This being a Gaslamp restaurant, prone to conventioneers and tourists who send back perfect fish for more cooking, I remembered to say the magic words when ordering the horseradish-crusted black sea bass. “We’re not Yumans, we don’t want it desert-dry — we’re coastal, we want it tender.” Ashley and the kitchen got that one, too. The bass was a tall, moist monolith of steaky white fish, very lightly bread-crumb crusted — but I didn’t really taste any horseradish. It came with a mound of terrific creamy polenta with a pleasant sourness, most likely a splash of crème fraîche. Broccoli spears and carrots were the token veggies.
The prix-fixe dinner’s porcini-dusted scallops (most likely decent dry-pack, not dayboat or diver) were cooked tender, displaying their natural hint of sweetness, but the crust was a bust. The mushroom powder was burned deeply bitter, as senseless in the context as instant espresso. Once that bane hit the surface of the hot skillet, the only proper garnishes for the dish would be wooden stakes or silver bullets. A tarragon cream sauce (a keeper) clung valiantly and vainly to the scallops, trying to soak away the touch of evil. And was the silly, blithe heap of mashed sweet potatoes supposed to be the good fairy with an antidote to the poison? (Who decided sweet yams would go with scallops?) Asparagus and cherry tomatoes were present, too. As Tommy Lee Jones said in The Fugitive, contemplating a train wreck: What. A. Mess.
The sweet potatoes unfortunately recurred, this time as a gratin, with roast Maple Leaf duck, glazed with lavender honey. They shouldn’t have. (Duck is not Thanksgiving turkey.) And neither should the carrot-broccoli veggie garnish, repeated from the bass entrée — the identical tedious veggie combo you’ll find in about half the varieties of Lean Cuisine.* A restaurant this potentially good shouldn’t be serving something so close to old-time “Sysco medley.” Soleil claims to cook Modern California cuisine, so you expect and crave more interesting vegetation — don’t we grow it all right here? (With the food average teetering at 3.7, the blah veggies resulted in a loss of a half-point in the overall rating.)

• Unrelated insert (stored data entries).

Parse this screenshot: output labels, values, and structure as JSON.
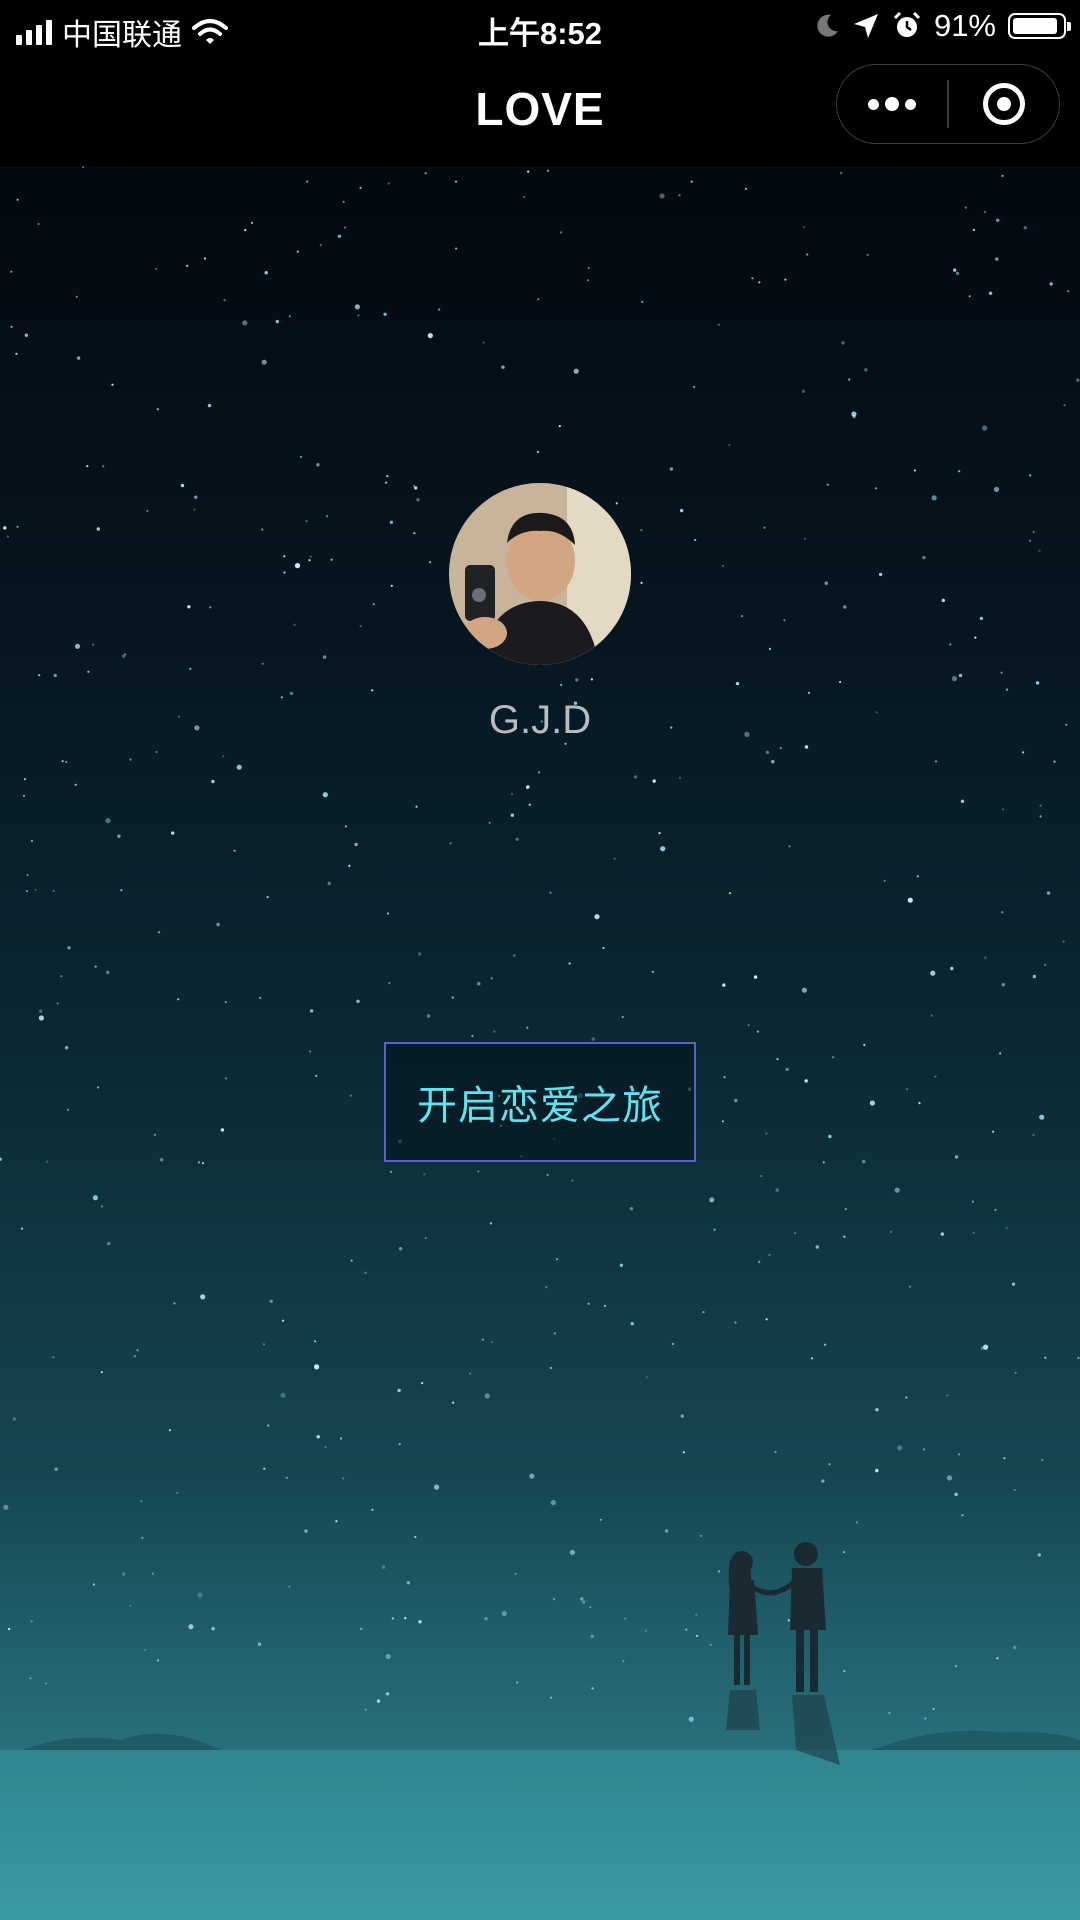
{
  "status_bar": {
    "carrier": "中国联通",
    "time": "上午8:52",
    "battery_percent": "91%",
    "battery_level": 0.91,
    "icons": [
      "signal-icon",
      "wifi-icon",
      "moon-icon",
      "location-icon",
      "alarm-icon",
      "battery-icon"
    ]
  },
  "nav_bar": {
    "title": "LOVE",
    "capsule_icons": [
      "more-icon",
      "close-miniprogram-icon"
    ]
  },
  "profile": {
    "name": "G.J.D"
  },
  "main": {
    "start_button_label": "开启恋爱之旅"
  },
  "colors": {
    "button_text": "#5fe3f0",
    "button_border": "#5b5fc7",
    "sky_top": "#03090f",
    "ground": "#348894"
  }
}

The duck’s ultra-sweet sauce and rich meat cried out for earthy, dark contrasts — say, a heap of wilted arugula, celery-root mash, braised baby turnips, or maybe broccolini or broccoflower. The duck skin was soft and flabby, although I rather liked the thin layer of soft fat underneath. The meat was tough. I’m not sold on Maple Leaf brand duck, which most local restaurants use — guess I’m still spoiled by the availability of fresh little local Muscovies and busty, skinny-legged Moulardes at the supermarkets and Asian groceries up north.
The dessert for the prix fixe was competent, ordinary vanilla crème brulée with fresh berries. Jim chose Krispy Kreme bread pudding, the decadent donuts melted into a custard. Maybe Krispy’s moment is over: we all craved a sharp hit of cinnamon to brighten up that familiar, cloying vanilla-Crisco-cholesterol flavor. More sophisticated choices include chocolate babycakes, lemon meringue tart, and a Florentine cookie basket, not to mention a plate of four exciting international cheeses with fruit garnishes.
The menu says, “The spirit of community starts with sharing.” The portions drive home that motif. (I got six good dinners out of the doggie bags.) Even with the small flaws, we’d been eating very well. Emmy, who’d just read that week’s Tom Ham’s review and paid attention to prices, voiced the moral of the story: “I can’t believe that anybody would rather eat mediocre food, view or no view, when for the same price or less, they can eat delicious food here.” At the end, food-only costs ran us about $44 per person (reviews are splurgier than reality, of course), but the large portions can easily halve that price for moderate eaters who take home goodies to enjoy on the next weary weeknight when cooking seems unimaginable.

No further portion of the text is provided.